Aberrations of an interest-based economy
Written by J. Probst
There are many aberrations. We only have to turn on the TV and are already besieged with them. Why should there exist any connection between many of the known aberrations and the fact that money is normally lent out against interest?
It appears already at a first comparison that the financial and interest-caused factors "outrun" the remainder of the economy, that they posess seemingly a dynamics on their own which is not or only very limitedly bound on outer proportions. The financial sector disconnects itself always further and finally takes off. But on an a bit closer look it also shows that this process has indeed effects into the other direction. The exploding monetary capitals, debts and burdens of interest do not pass the remaining society without a trace, but leave traces behind, which normally - one is inclined to say: nearly always - are underestimated. A small, at first glance inconspicuous, construction error of our monetary system is responsible for this self-dynamics, and the errors consequences merely become obvious little by little.
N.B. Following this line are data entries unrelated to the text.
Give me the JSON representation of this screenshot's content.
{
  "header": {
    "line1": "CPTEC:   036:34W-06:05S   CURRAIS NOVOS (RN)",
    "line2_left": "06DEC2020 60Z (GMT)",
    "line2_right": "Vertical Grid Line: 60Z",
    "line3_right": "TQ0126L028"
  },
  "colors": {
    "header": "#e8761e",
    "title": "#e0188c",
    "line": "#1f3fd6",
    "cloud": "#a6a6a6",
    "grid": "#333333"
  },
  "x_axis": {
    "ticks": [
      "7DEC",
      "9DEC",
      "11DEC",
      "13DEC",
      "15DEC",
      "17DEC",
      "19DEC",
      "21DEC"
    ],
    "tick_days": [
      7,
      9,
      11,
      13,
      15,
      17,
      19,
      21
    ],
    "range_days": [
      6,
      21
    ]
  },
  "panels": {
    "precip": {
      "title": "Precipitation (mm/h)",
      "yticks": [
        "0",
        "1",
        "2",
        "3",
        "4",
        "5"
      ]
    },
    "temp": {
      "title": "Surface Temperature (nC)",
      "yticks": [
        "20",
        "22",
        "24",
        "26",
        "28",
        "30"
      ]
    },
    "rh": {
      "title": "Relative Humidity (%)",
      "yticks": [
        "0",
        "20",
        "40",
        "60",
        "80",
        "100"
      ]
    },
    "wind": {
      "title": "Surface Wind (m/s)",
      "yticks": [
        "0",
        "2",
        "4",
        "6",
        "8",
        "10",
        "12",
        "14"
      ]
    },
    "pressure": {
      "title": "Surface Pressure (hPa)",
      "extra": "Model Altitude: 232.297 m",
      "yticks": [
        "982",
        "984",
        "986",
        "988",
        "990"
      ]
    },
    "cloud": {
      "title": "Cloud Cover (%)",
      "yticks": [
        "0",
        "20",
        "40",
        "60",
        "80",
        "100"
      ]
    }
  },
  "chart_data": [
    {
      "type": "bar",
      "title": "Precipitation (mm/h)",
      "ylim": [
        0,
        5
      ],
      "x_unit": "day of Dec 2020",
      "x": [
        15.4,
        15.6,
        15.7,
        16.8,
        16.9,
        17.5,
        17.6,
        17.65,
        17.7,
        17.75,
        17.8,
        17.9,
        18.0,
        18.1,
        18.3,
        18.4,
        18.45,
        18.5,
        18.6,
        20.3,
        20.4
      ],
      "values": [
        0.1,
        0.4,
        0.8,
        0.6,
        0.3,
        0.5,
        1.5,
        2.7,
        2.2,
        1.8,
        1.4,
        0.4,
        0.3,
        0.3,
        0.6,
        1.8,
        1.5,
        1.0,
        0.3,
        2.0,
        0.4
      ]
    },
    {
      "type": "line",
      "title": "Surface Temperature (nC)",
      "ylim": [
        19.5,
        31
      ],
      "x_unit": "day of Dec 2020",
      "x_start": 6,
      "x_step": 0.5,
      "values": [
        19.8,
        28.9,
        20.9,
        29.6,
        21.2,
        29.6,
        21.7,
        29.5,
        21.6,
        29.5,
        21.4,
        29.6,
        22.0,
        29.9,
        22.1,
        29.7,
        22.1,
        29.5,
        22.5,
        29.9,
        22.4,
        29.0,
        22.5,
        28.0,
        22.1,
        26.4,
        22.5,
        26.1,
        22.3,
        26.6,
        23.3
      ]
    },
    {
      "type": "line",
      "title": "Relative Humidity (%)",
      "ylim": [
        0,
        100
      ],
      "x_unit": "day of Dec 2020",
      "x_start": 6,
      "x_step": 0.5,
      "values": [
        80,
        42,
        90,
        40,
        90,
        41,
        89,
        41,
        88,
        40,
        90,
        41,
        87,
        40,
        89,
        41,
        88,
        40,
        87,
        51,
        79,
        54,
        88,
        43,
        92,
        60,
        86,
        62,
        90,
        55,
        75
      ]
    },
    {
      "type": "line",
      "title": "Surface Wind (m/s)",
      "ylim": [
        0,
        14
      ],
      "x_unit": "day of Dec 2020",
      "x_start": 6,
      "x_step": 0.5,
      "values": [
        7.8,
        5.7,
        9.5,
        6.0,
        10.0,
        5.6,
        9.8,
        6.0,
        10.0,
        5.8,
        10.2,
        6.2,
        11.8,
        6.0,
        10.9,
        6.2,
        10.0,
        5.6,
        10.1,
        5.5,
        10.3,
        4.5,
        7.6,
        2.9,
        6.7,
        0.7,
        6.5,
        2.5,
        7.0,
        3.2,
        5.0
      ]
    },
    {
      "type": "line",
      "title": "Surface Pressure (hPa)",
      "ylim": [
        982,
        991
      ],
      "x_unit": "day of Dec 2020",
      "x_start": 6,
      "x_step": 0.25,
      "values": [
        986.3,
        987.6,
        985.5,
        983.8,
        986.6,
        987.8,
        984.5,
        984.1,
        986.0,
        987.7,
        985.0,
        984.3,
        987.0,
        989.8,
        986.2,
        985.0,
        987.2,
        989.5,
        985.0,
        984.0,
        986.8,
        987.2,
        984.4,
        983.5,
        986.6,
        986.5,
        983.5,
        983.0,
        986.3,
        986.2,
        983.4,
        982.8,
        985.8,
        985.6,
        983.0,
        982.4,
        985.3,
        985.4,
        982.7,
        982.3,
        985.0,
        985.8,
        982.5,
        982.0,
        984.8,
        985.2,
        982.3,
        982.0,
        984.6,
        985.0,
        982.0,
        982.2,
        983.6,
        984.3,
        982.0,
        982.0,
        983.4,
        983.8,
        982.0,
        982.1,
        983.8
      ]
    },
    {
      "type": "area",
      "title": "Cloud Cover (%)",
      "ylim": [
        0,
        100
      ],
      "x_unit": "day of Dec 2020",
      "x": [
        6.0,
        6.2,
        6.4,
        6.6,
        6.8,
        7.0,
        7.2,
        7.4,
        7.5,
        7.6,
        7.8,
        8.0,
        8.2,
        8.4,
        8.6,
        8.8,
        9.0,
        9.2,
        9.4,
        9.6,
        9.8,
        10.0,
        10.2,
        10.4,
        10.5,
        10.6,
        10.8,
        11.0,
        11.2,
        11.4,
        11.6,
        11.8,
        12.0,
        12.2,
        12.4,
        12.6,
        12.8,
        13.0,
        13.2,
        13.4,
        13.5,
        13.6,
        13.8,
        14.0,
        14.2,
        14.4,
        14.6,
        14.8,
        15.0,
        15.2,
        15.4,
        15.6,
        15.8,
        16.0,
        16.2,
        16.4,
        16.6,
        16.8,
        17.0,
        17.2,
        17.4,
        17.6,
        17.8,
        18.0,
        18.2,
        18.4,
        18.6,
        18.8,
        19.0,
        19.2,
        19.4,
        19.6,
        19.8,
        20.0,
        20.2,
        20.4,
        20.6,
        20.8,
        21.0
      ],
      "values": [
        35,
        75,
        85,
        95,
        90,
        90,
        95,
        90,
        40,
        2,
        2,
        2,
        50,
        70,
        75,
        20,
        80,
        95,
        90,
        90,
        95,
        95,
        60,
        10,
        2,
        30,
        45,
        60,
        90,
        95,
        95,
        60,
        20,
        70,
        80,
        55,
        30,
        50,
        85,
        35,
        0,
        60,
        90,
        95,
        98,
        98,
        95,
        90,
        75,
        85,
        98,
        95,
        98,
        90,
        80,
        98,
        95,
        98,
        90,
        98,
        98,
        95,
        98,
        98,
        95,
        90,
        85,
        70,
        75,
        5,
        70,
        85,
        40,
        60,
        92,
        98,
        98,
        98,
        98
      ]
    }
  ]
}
The sense of this report consists in the endeavour to unmask this construction error and to depict his most important effects. Last but not least approaches to solve the issue shall be presented, which act beyond many concrete problems, and which could be carried out relatively easy.
This may seem very bold within the limits of this small booklet, but one must pay attention to the fact, that this is solely something like a matter of a summary which can not replace literature. Most of the thoughts stated here were taken from various sources, compiled and shortened to the essence. Herewith I want to give the reader a succinct synopsis and, simultaneously, to initiate further absorption. Naturally, a claim on completeness is excluded; also the many quotations shall not arouse the impression that the respective authors share the same opinion in all points, since many aspects can be treated indeed controversial.
So let us regard this booklet as a little "journey" through an important, albeit faded out, topic, which unfortunately becomes more urgent day by day.